Consistent with the Buick tradition of offering forced induction engines, the 2013 has three new four cylinder engine choices for buyers looking at a Regal, but they seem pretty common these days.

The Buick Regal offers buyers some interesting choices for 2013. In its most basic form the brand has a lot of guts calling a 3600 pound, front wheel drive car with 182 horsepower a luxury “sports” sedan. There is little sporty about a slow car being pulled rather than pushed by its drivetrain. Moving up from the base engine, the Buick can be outfitted with an engine that is capable of producing either 220 horsepower, or 270 horsepower. These engines offer reasonable specification sheet credentials for any family sedan, but fall far short of the power available from Lexus, Acura, or Infiniti in a car this size. Buick does have price on its side when compared to the sport luxury class, but it doesn’t have any edge when compared to the front drive offerings from Toyota and Hyundai.

In its recent press release Buick highlights that the Regal can achieve 36 mpg highway. The Buick gets 29 mpg combined. While this is a commendable number, the basic Camry has nearly equal fuel economy with one less mpg. Buick uses its light hybrid eAssist technology to make this number. The Camry hybrid by contrast has an EPA combined rating of 43 mpg at a very similar price point. The Hyundai Sonata Hybrid achieves 40 mpg highway and has a combined mpg of 37. The Hyundai can also be configured to be quite luxurious and offers a 2.0 liter turbo with the same horsepower as the new Regal GS. The Hyundai has been on the market now for many years.

In terms of the sport luxury segment, which to most enthusiasts means rear-drive and powerful, the Regal is really not configured to compete. It can come equipped with a manual transmission, which many people say they want, but very, very few actually buy in a mid-sized, front drive sedan.

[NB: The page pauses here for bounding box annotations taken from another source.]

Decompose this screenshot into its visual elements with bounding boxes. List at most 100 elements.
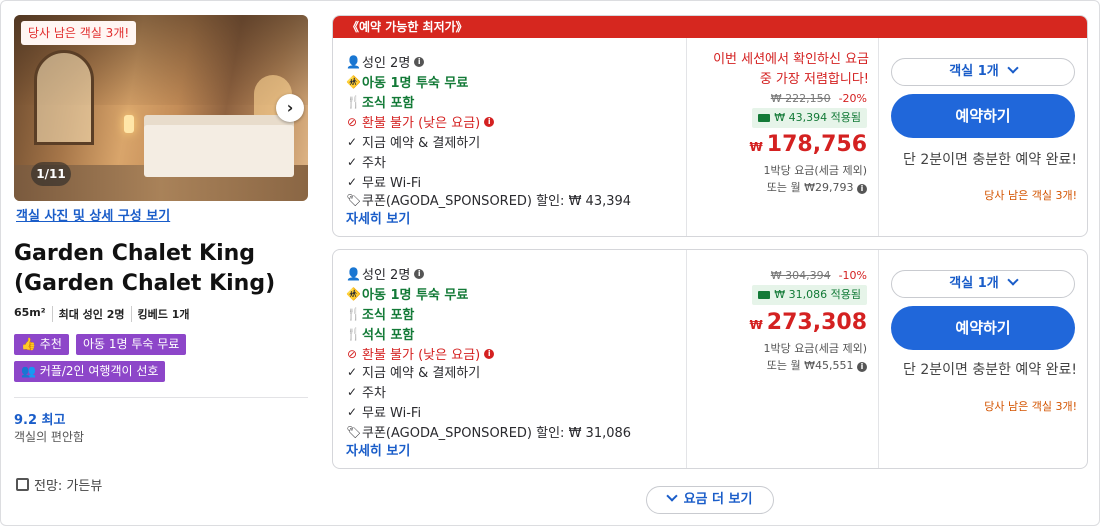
more-details-link[interactable]: 자세히 보기 xyxy=(346,440,410,459)
feature-dinner: 🍴 석식 포함 xyxy=(346,326,415,344)
max-occupancy: 최대 성인 2명 xyxy=(51,306,131,322)
chevron-down-icon xyxy=(1007,62,1019,74)
monthly-price-row: 또는 월 ₩29,793 i xyxy=(687,179,867,196)
feature-wifi: ✓ 무료 Wi-Fi xyxy=(346,404,422,422)
tag-icon: 🏷 xyxy=(346,192,362,207)
discount-percent: -20% xyxy=(838,92,867,105)
feature-adults: 👤 성인 2명 i xyxy=(346,264,425,283)
divider xyxy=(878,250,879,468)
original-price: ₩ 222,150 xyxy=(770,92,831,105)
next-photo-button[interactable]: › xyxy=(276,94,304,122)
currency-symbol: ₩ xyxy=(749,318,763,332)
check-icon: ✓ xyxy=(346,134,358,149)
chevron-down-icon xyxy=(1007,274,1019,286)
room-specs: 65m² 최대 성인 2명 킹베드 1개 xyxy=(14,306,195,322)
feature-parking: ✓ 주차 xyxy=(346,154,386,172)
original-price-row: ₩ 304,394 -10% xyxy=(687,264,867,283)
no-refund-icon: ⊘ xyxy=(346,114,358,129)
fast-booking-note: 단 2분이면 충분한 예약 완료! xyxy=(903,152,1077,168)
currency-symbol: ₩ xyxy=(749,140,763,154)
price-note: 1박당 요금(세금 제외) xyxy=(763,164,867,177)
feature-refund: ⊘ 환불 불가 (낮은 요금) i xyxy=(346,344,495,363)
feature-child: 🚸 아동 1명 투숙 무료 xyxy=(346,74,469,92)
rooms-select[interactable]: 객실 1개 xyxy=(891,270,1075,298)
no-refund-icon: ⊘ xyxy=(346,346,358,361)
chip-child-free: 아동 1명 투숙 무료 xyxy=(75,334,187,355)
session-message: 이번 세션에서 확인하신 요금 중 가장 저렴합니다! xyxy=(713,52,869,87)
coupon-applied-badge: ₩ 31,086 적용됨 xyxy=(752,285,867,305)
info-icon[interactable]: i xyxy=(857,184,867,194)
ticket-icon xyxy=(758,291,771,299)
fast-booking-note: 단 2분이면 충분한 예약 완료! xyxy=(903,362,1077,378)
original-price-row: ₩ 222,150 -20% xyxy=(687,87,867,106)
people-icon: 👥 xyxy=(21,364,36,378)
thumbs-up-icon: 👍 xyxy=(21,337,36,351)
view-icon xyxy=(16,478,29,491)
feature-parking: ✓ 주차 xyxy=(346,384,386,402)
more-rates-button[interactable]: 요금 더 보기 xyxy=(646,486,774,514)
nightly-price: 273,308 xyxy=(766,310,867,335)
rate-card-1: 《예약 가능한 최저가》 👤 성인 2명 i 🚸 아동 1명 투숙 무료 🍴 조식 포함… xyxy=(332,15,1088,237)
price-row: ₩178,756 xyxy=(687,132,867,157)
discount-percent: -10% xyxy=(838,269,867,282)
rooms-left-note: 당사 남은 객실 3개! xyxy=(984,400,1077,413)
cutlery-icon: 🍴 xyxy=(346,94,361,109)
feature-wifi: ✓ 무료 Wi-Fi xyxy=(346,174,422,192)
applied-coupon-row: ₩ 43,394 적용됨 xyxy=(687,106,867,128)
room-panel: 당사 남은 객실 3개! › 1/11 객실 사진 및 상세 구성 보기 Gar… xyxy=(0,0,1100,526)
rooms-select[interactable]: 객실 1개 xyxy=(891,58,1075,86)
room-title: Garden Chalet King (Garden Chalet King) xyxy=(14,241,276,296)
photo-counter: 1/11 xyxy=(31,162,71,186)
room-size: 65m² xyxy=(14,306,46,319)
info-icon[interactable]: i xyxy=(484,348,495,359)
cutlery-icon: 🍴 xyxy=(346,326,361,341)
book-button[interactable]: 예약하기 xyxy=(891,306,1075,350)
person-icon: 👤 xyxy=(346,266,361,281)
feature-coupon: 🏷 쿠폰(AGODA_SPONSORED) 할인: ₩ 31,086 xyxy=(346,424,632,442)
rate-card-2: 👤 성인 2명 i 🚸 아동 1명 투숙 무료 🍴 조식 포함 🍴 석식 포함 ⊘ 환불 불… xyxy=(332,249,1088,469)
divider xyxy=(878,38,879,236)
child-icon: 🚸 xyxy=(346,286,361,301)
check-icon: ✓ xyxy=(346,364,358,379)
bed-type: 킹베드 1개 xyxy=(130,306,196,322)
info-icon[interactable]: i xyxy=(414,56,425,67)
feature-breakfast: 🍴 조식 포함 xyxy=(346,94,415,112)
feature-pay: ✓ 지금 예약 & 결제하기 xyxy=(346,134,481,152)
applied-coupon-row: ₩ 31,086 적용됨 xyxy=(687,283,867,305)
room-score: 9.2 최고 xyxy=(14,413,66,428)
photo-availability-badge: 당사 남은 객실 3개! xyxy=(21,21,137,45)
original-price: ₩ 304,394 xyxy=(770,269,831,282)
more-details-link[interactable]: 자세히 보기 xyxy=(346,208,410,227)
room-photos-link[interactable]: 객실 사진 및 상세 구성 보기 xyxy=(16,205,170,224)
person-icon: 👤 xyxy=(346,54,361,69)
monthly-price-row: 또는 월 ₩45,551 i xyxy=(687,357,867,374)
chevron-right-icon: › xyxy=(286,98,294,117)
chip-recommended: 👍 추천 xyxy=(14,334,69,355)
check-icon: ✓ xyxy=(346,384,358,399)
feature-coupon: 🏷 쿠폰(AGODA_SPONSORED) 할인: ₩ 43,394 xyxy=(346,192,632,210)
info-icon[interactable]: i xyxy=(484,116,495,127)
room-chips: 👍 추천 아동 1명 투숙 무료 👥 커플/2인 여행객이 선호 xyxy=(14,333,314,387)
feature-child: 🚸 아동 1명 투숙 무료 xyxy=(346,286,469,304)
price-note: 1박당 요금(세금 제외) xyxy=(763,342,867,355)
feature-pay: ✓ 지금 예약 & 결제하기 xyxy=(346,364,481,382)
chip-couples: 👥 커플/2인 여행객이 선호 xyxy=(14,361,166,382)
feature-refund: ⊘ 환불 불가 (낮은 요금) i xyxy=(346,112,495,131)
divider xyxy=(14,397,308,398)
nightly-price: 178,756 xyxy=(766,132,867,157)
check-icon: ✓ xyxy=(346,174,358,189)
ticket-icon xyxy=(758,114,771,122)
cutlery-icon: 🍴 xyxy=(346,306,361,321)
rooms-left-note: 당사 남은 객실 3개! xyxy=(984,189,1077,202)
chevron-down-icon xyxy=(665,490,678,502)
book-button[interactable]: 예약하기 xyxy=(891,94,1075,138)
cheapest-banner: 《예약 가능한 최저가》 xyxy=(333,16,1087,38)
info-icon[interactable]: i xyxy=(414,268,425,279)
info-icon[interactable]: i xyxy=(857,362,867,372)
room-score-label: 객실의 편안함 xyxy=(14,430,85,444)
check-icon: ✓ xyxy=(346,404,358,419)
child-icon: 🚸 xyxy=(346,74,361,89)
tag-icon: 🏷 xyxy=(346,424,362,439)
price-row: ₩273,308 xyxy=(687,310,867,335)
feature-breakfast: 🍴 조식 포함 xyxy=(346,306,415,324)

Buick made a name for itself with the 1978 and later years with its Regal Sport Coupe, which was the first relatively powerful turbocharged American made luxury coupe in the US. At the time, the Monte Carlo SS from Chevy with a V8 was a model many aspired to, and many bought. Even the non-SS Monte Carlos were available with a 305 cc "soft-cam" V8 that was more engine than the chassis could really handle (and the brakes could not handle). The Regal Sport Coupe, particularly the Grand National version and intercooled versions, became very much a success in terms of perception and that generation of Regal still has its admirers and clubs. It is hard to see the 2013 Regal GS earning followers and clubs even though in every measurable way it is a better car than the late ‘70s car.

One key thing that Buick has forgotten, just as Lincoln has, is that as long as there are rear-wheel drive, powerful coupes and sedans on the market, front drive, small-displacement cars will always seem a compromise.